Happy Birthday Chronicles IV: III: The Final Chapter
It's June 28th 27th which means that three years ago todaytomorrow I decided to try to #gamedev again and made my first commit to a new repo for a new engine attempting (for the fourth time) to make a game with the title “Chronicles IV: Ebonheim“
Last Year I talked about the history of the project and showed off some never-before-seen footage from past attempts (Chronicles IV: 1-3?). And earlier this month I shook the cobwebs off after a long break and gave an update on how the project is going and how I'm feeling.
Today hasn't hit me as hard as last year did. Looking at the calendar and seeing that the project was already 2 years old reminded me of some past forever projects I had worked on and made me think of a lot of my fellow indies pouring a decade of nights and weekends into their work. I was generally very against this game being a long-term project and wanted to have a good idea of goals and timelines so that I could feel like it has an endpoint.

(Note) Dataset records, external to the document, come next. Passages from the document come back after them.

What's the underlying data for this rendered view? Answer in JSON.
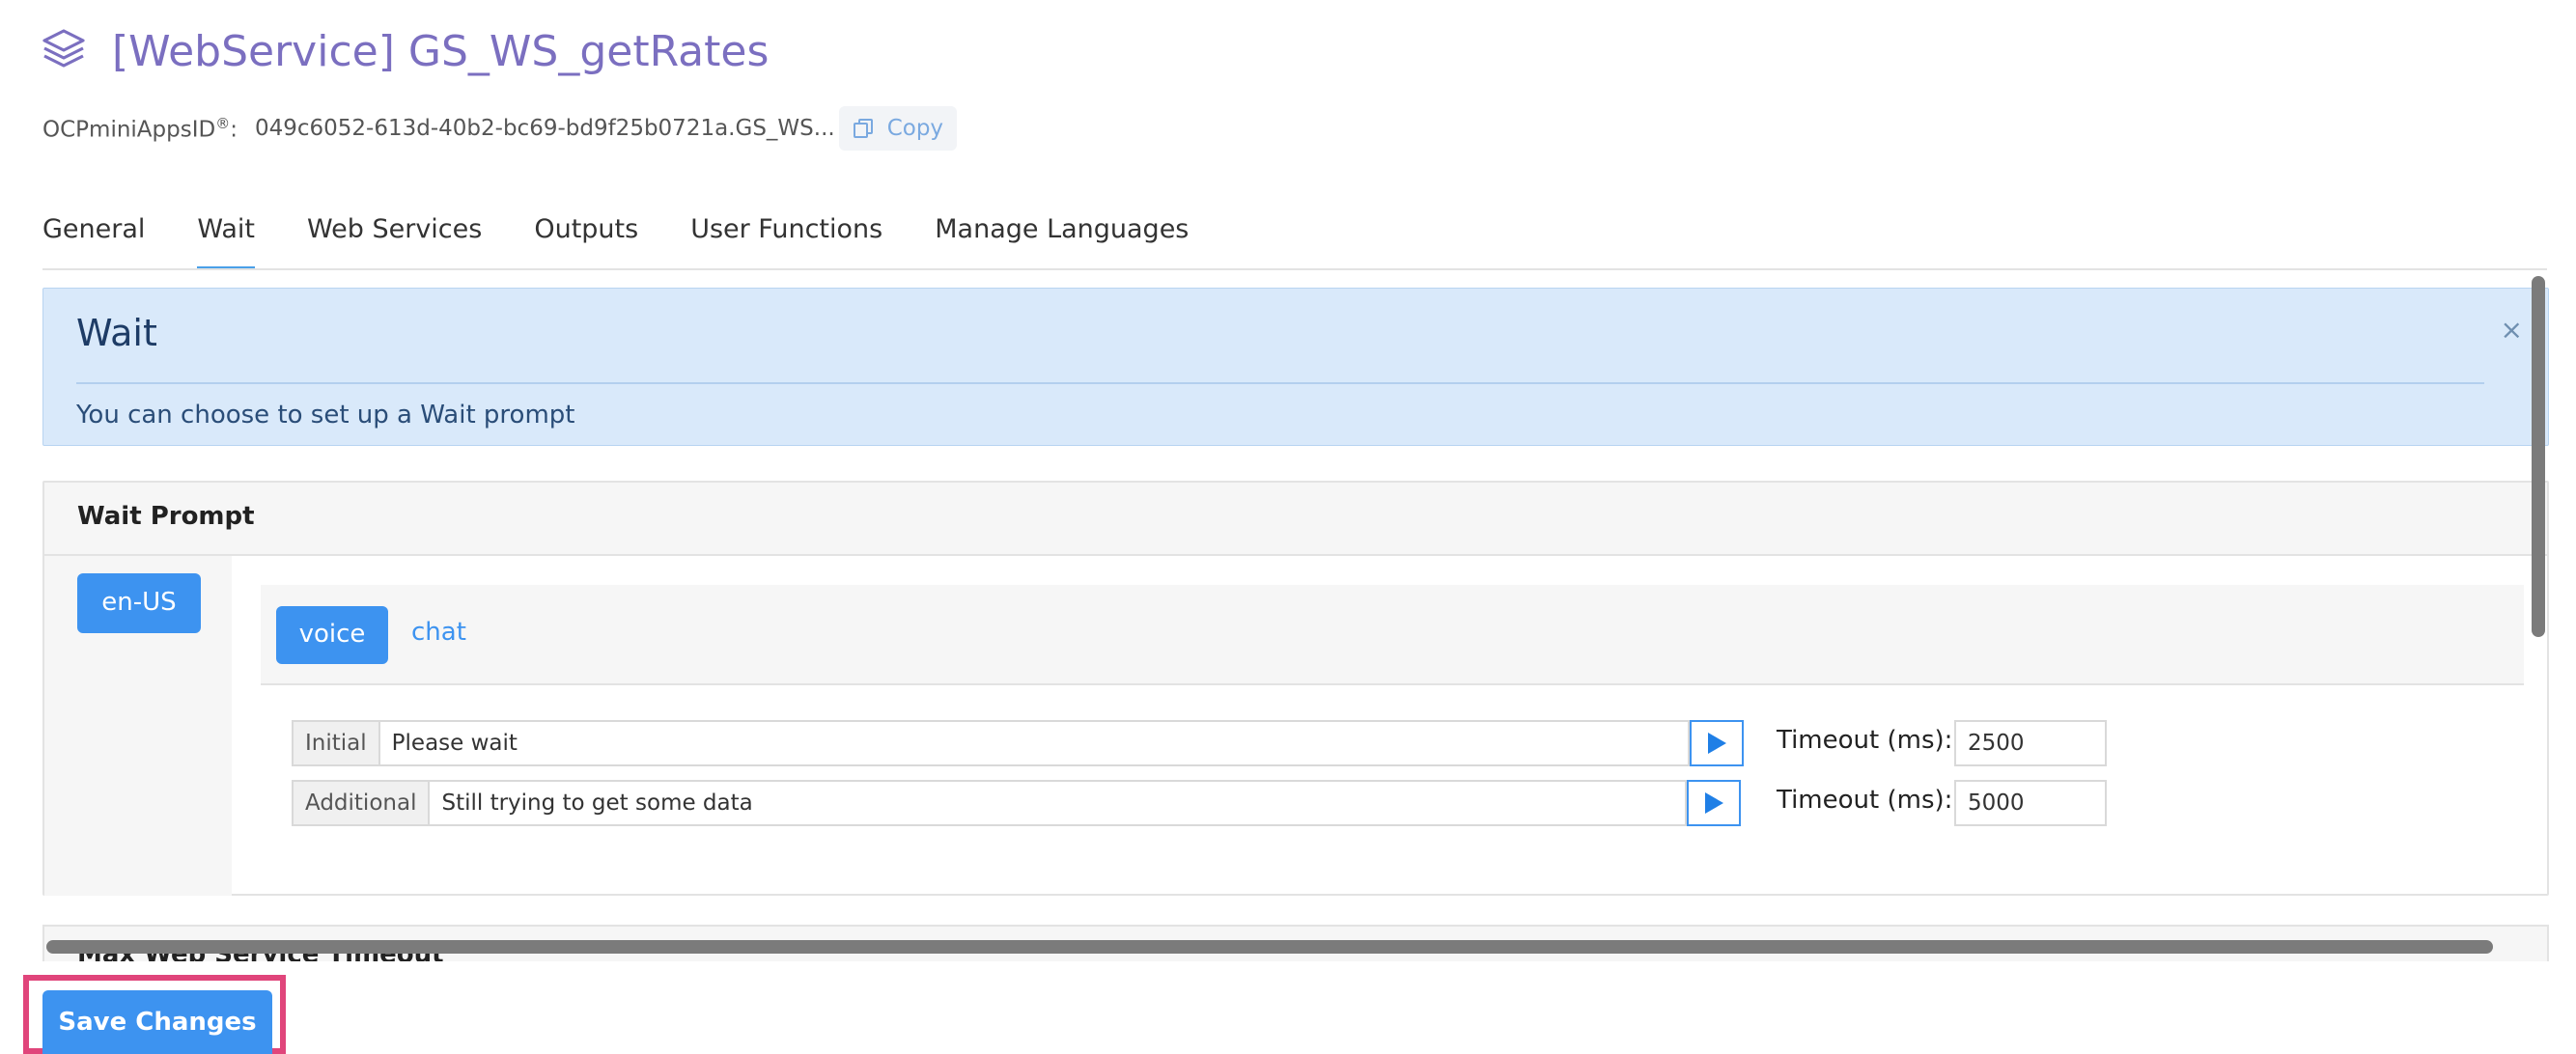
{
  "header": {
    "title": "[WebService] GS_WS_getRates",
    "app_id_label": "OCPminiAppsID",
    "app_id_sup": "®",
    "app_id_suffix": ":",
    "app_id_value": "049c6052-613d-40b2-bc69-bd9f25b0721a.GS_WS...",
    "copy_label": "Copy",
    "icon": "layers-icon"
  },
  "tabs": [
    {
      "label": "General",
      "active": false
    },
    {
      "label": "Wait",
      "active": true
    },
    {
      "label": "Web Services",
      "active": false
    },
    {
      "label": "Outputs",
      "active": false
    },
    {
      "label": "User Functions",
      "active": false
    },
    {
      "label": "Manage Languages",
      "active": false
    }
  ],
  "alert": {
    "title": "Wait",
    "text": "You can choose to set up a Wait prompt",
    "close": "×"
  },
  "wait_prompt": {
    "title": "Wait Prompt",
    "language": "en-US",
    "channels": {
      "voice": "voice",
      "chat": "chat"
    },
    "rows": [
      {
        "label": "Initial",
        "value": "Please wait",
        "timeout_label": "Timeout (ms):",
        "timeout_value": "2500"
      },
      {
        "label": "Additional",
        "value": "Still trying to get some data",
        "timeout_label": "Timeout (ms):",
        "timeout_value": "5000"
      }
    ]
  },
  "next_section": {
    "title": "Max Web Service Timeout"
  },
  "footer": {
    "save_label": "Save Changes"
  },
  "colors": {
    "accent": "#3d93f0",
    "title": "#7b6fc0",
    "highlight": "#e0457b"
  }
}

And to an extent, that is still true, but the first half of this year reminded me that I'm not really in full control over the timeline of this project and its only hope of success lies in accepting and being at peace with this fact. As I wrote in my last post, coming back and just working on cool shit has been the most fun the game has been for a while and that has been a huge boon both for the project and my feelings about it.
What's Next
I am still, for whatever it's worth, working on the next playable milestone. I'm so incredibly pleased with the work I've gotten done this month on both game and tool features. The scope and breadth of the demo is coming into focus and a lot of really great progress has been made as I continue to chisel it out of a block of marble.

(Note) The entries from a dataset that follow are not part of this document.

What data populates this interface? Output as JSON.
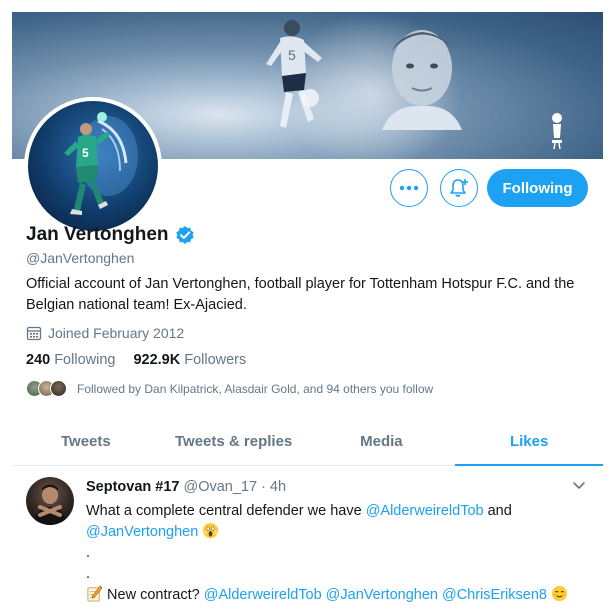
{
  "profile": {
    "display_name": "Jan Vertonghen",
    "handle": "@JanVertonghen",
    "bio": "Official account of Jan Vertonghen, football player for Tottenham Hotspur F.C. and the Belgian national team! Ex-Ajacied.",
    "joined": "Joined February 2012",
    "following_count": "240",
    "following_label": "Following",
    "followers_count": "922.9K",
    "followers_label": "Followers",
    "followed_by": "Followed by Dan Kilpatrick, Alasdair Gold, and 94 others you follow",
    "verified": true
  },
  "actions": {
    "following_label": "Following",
    "more_icon": "more-icon",
    "notify_icon": "bell-plus-icon"
  },
  "tabs": [
    {
      "label": "Tweets",
      "active": false
    },
    {
      "label": "Tweets & replies",
      "active": false
    },
    {
      "label": "Media",
      "active": false
    },
    {
      "label": "Likes",
      "active": true
    }
  ],
  "tweet": {
    "author": "Septovan #17",
    "handle": "@Ovan_17",
    "separator": "·",
    "time": "4h",
    "line1_text": "What a complete central defender we have ",
    "mention1": "@AlderweireldTob",
    "line1_and": " and",
    "mention2": "@JanVertonghen",
    "dot1": ".",
    "dot2": ".",
    "line4_text": "New contract? ",
    "mention3": "@AlderweireldTob",
    "mention4": "@JanVertonghen",
    "mention5": "@ChrisEriksen8"
  },
  "colors": {
    "accent": "#1da1f2",
    "text_primary": "#14171a",
    "text_secondary": "#657786"
  }
}
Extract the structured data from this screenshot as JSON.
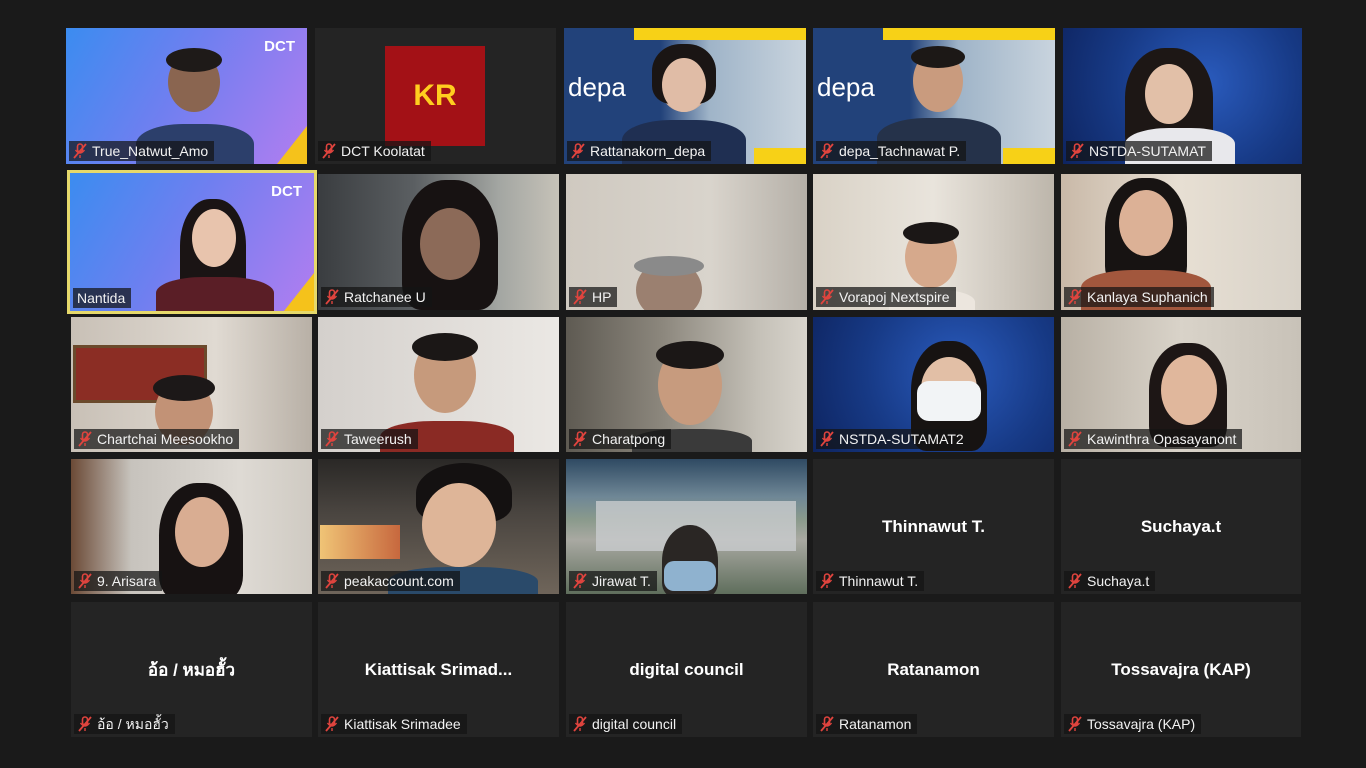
{
  "meeting": {
    "participants": [
      {
        "name": "True_Natwut_Amo",
        "muted": true
      },
      {
        "name": "DCT Koolatat",
        "muted": true,
        "logo": "KR"
      },
      {
        "name": "Rattanakorn_depa",
        "muted": true,
        "brand": "depa"
      },
      {
        "name": "depa_Tachnawat P.",
        "muted": true,
        "brand": "depa"
      },
      {
        "name": "NSTDA-SUTAMAT",
        "muted": true
      },
      {
        "name": "Nantida",
        "muted": false,
        "active_speaker": true,
        "brand": "DCT"
      },
      {
        "name": "Ratchanee U",
        "muted": true
      },
      {
        "name": "HP",
        "muted": true
      },
      {
        "name": "Vorapoj Nextspire",
        "muted": true
      },
      {
        "name": "Kanlaya Suphanich",
        "muted": true
      },
      {
        "name": "Chartchai Meesookho",
        "muted": true
      },
      {
        "name": "Taweerush",
        "muted": true
      },
      {
        "name": "Charatpong",
        "muted": true
      },
      {
        "name": "NSTDA-SUTAMAT2",
        "muted": true
      },
      {
        "name": "Kawinthra Opasayanont",
        "muted": true
      },
      {
        "name": "9. Arisara",
        "muted": true
      },
      {
        "name": "peakaccount.com",
        "muted": true
      },
      {
        "name": "Jirawat T.",
        "muted": true
      },
      {
        "name": "Thinnawut T.",
        "muted": true,
        "display_name": "Thinnawut T."
      },
      {
        "name": "Suchaya.t",
        "muted": true,
        "display_name": "Suchaya.t"
      },
      {
        "name": "อ้อ / หมอฮั้ว",
        "muted": true,
        "display_name": "อ้อ / หมอฮั้ว"
      },
      {
        "name": "Kiattisak Srimadee",
        "muted": true,
        "display_name": "Kiattisak  Srimad..."
      },
      {
        "name": "digital council",
        "muted": true,
        "display_name": "digital council"
      },
      {
        "name": "Ratanamon",
        "muted": true,
        "display_name": "Ratanamon"
      },
      {
        "name": "Tossavajra (KAP)",
        "muted": true,
        "display_name": "Tossavajra (KAP)"
      }
    ],
    "colors": {
      "background": "#1a1a1a",
      "tile": "#242424",
      "active_border": "#e6d96b",
      "muted_icon": "#e0443e"
    }
  }
}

The game's nearly unrecognizable from a feature-set perspective from the last release and that's another reason it being a year later doesn't hit me all that negatively. I took a break for 6 months, have better mental health, and the game is really just so cool now.
The Web
One pretty exciting little detour is that I have managed to leverage my work from puzzle sweeper to get my engine fully playable on the web using Emscripten.
It's a little awkward because it plays perfectly and loads instantly and is feature complete so it begs the question of “uuuuh I was planning on selling this on Steam?” I'm a little uncomfortable about someone just right-clicking the 3 files from itch and creating chronicles.com but I don't honestly know how worried to be.
At the very least, everyone can expect playtests to be playable in-browser and for release demos to as well. It's such an amazing boon for letting people just drop in and try it with zero friction I think it's going to help a ton for getting people to give it a shot!
Thank You
This game has been such a great warm blanket for me these past three years that I just always enjoy coming back to and hacking away at. I'm so proud of what I've accomplished so far and I am really just so crateful for all of the support and interest from everyone I've interacted with online.
Look forward to a new playtest coming hopefully before the next one of these birthday posts!